At the end of my Parks Victoria rant (below), I conclude that the government might as well fill in Victoria Harbour and subdivide the land. It might surprise readers to know that this concept was actively considered not so long ago.
And this mentality lives on at all levels of government in Melbourne.
We see this clearly in the other story about Shed 21 (page 1). Development Victoria has effectively stolen this facility and gifted it to the hip, young urban fringe sports enthusiasts. It’s like telling a cancer patient to wait five years before treatment can begin.
There’s no doubt these sports are cool. Rock hopping and skating and climbing, etc. They’re great, right? We all agree. And they should be supported.
So some bright spark has thought it cool to give them water frontage at South Wharf under the Bolte Bridge. That makes Development Victoria cool too. Uber cool.
The tragedy is that no one has defended the site for the boaties.
Urban fringe sports can be located anywhere – from Dandenong, to Doncaster, to Diamond Creek, to Deer Park.
But onshore boating facilities can only be in one place, on the waterfront. You need water – a river bank or the edge of a harbour. The options are extremely limited and now look exhausted.

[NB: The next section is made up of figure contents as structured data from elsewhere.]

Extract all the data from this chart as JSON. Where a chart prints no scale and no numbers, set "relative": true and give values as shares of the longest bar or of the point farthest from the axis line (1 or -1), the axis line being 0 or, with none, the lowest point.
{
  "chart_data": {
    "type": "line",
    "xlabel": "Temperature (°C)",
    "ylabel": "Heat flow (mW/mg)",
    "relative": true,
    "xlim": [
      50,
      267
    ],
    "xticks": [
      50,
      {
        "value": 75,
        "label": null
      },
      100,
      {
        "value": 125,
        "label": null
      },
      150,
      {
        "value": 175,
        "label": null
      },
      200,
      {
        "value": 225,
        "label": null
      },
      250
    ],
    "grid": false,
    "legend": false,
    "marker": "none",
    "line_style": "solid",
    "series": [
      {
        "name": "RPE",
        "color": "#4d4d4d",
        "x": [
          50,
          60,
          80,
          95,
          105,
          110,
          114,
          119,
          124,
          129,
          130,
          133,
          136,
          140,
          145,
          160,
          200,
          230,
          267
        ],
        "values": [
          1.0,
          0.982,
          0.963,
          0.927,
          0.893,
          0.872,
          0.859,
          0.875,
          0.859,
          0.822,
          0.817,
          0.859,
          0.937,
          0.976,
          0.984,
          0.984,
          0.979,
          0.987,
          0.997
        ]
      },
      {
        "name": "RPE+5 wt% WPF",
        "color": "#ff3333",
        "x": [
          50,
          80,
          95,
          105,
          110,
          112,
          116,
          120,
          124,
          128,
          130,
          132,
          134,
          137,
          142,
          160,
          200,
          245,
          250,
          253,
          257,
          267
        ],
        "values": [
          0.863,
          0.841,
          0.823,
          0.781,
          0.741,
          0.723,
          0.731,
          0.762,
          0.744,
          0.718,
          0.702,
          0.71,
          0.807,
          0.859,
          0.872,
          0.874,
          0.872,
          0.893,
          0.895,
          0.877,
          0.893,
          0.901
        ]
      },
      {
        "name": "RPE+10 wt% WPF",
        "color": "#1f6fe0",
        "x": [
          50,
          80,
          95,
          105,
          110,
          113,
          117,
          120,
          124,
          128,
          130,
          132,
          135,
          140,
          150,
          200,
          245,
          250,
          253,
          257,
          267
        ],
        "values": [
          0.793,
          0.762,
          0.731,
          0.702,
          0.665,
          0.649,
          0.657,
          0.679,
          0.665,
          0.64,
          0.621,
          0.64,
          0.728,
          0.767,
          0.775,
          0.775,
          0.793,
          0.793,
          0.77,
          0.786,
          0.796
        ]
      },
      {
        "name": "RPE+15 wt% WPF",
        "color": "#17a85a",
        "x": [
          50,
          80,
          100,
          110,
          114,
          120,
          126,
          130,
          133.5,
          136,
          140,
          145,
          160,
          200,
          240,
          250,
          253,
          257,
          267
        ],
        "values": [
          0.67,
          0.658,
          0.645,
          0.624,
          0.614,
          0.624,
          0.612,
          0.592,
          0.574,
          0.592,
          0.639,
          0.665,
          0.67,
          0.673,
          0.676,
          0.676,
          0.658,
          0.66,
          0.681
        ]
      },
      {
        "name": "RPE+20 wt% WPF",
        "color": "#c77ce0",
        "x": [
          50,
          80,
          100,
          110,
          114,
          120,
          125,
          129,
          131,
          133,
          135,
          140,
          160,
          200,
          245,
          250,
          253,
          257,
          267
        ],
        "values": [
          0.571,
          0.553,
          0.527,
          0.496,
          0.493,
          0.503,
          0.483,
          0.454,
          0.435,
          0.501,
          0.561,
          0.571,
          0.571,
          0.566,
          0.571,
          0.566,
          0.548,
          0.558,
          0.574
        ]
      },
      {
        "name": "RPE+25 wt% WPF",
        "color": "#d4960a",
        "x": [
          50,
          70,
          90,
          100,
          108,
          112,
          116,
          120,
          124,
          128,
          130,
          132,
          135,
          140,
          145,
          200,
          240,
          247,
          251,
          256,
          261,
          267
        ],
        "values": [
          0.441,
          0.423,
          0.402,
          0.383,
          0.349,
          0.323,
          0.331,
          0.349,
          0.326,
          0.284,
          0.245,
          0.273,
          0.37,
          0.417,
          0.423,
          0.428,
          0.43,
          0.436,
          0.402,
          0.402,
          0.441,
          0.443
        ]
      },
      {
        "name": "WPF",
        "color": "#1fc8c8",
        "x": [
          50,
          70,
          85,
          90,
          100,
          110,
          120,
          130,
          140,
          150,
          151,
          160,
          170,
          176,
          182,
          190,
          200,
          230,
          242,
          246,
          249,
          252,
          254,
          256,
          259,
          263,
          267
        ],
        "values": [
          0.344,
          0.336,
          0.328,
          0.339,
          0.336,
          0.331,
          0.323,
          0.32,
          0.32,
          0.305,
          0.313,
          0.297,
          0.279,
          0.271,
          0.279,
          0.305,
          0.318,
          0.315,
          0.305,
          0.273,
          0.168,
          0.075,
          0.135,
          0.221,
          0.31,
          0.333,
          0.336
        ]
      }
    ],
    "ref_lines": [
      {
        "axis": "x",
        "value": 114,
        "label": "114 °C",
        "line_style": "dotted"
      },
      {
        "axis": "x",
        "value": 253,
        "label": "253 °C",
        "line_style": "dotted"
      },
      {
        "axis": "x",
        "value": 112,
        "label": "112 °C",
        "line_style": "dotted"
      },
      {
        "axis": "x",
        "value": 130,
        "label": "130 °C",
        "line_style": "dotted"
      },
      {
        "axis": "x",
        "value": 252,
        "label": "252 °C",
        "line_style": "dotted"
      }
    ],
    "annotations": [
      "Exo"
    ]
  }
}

On the other side of the harbour the government is giving the AFL 1500sqm of waterfront at NewQuay West. How strategic is that? Footballers need water as much as a duck needs a bicycle.
Had the state acquiesced to industry demands in 2015 and established a single, independent, local waterways authority this pending disaster would probably have been averted. The industry would have had someone in its corner to say: This site is reserved, hands off. They might have even had their onshore facilities by now.
But they HAVE no one and there IS no one supporting them. And they will leave.
The commercial operators will leave and the heritage fleet with leave too.
And the government will proceed with its three new bridges to choke the life out of our river and harbour.
And we’ll sit there looking at the water. And it will be still, because there will be no boats moving around. And waterfront restaurants in Docklands will continue to close and re-merge as storage spaces or offices, because there will be no visitors because there is no buzz – no life on the water.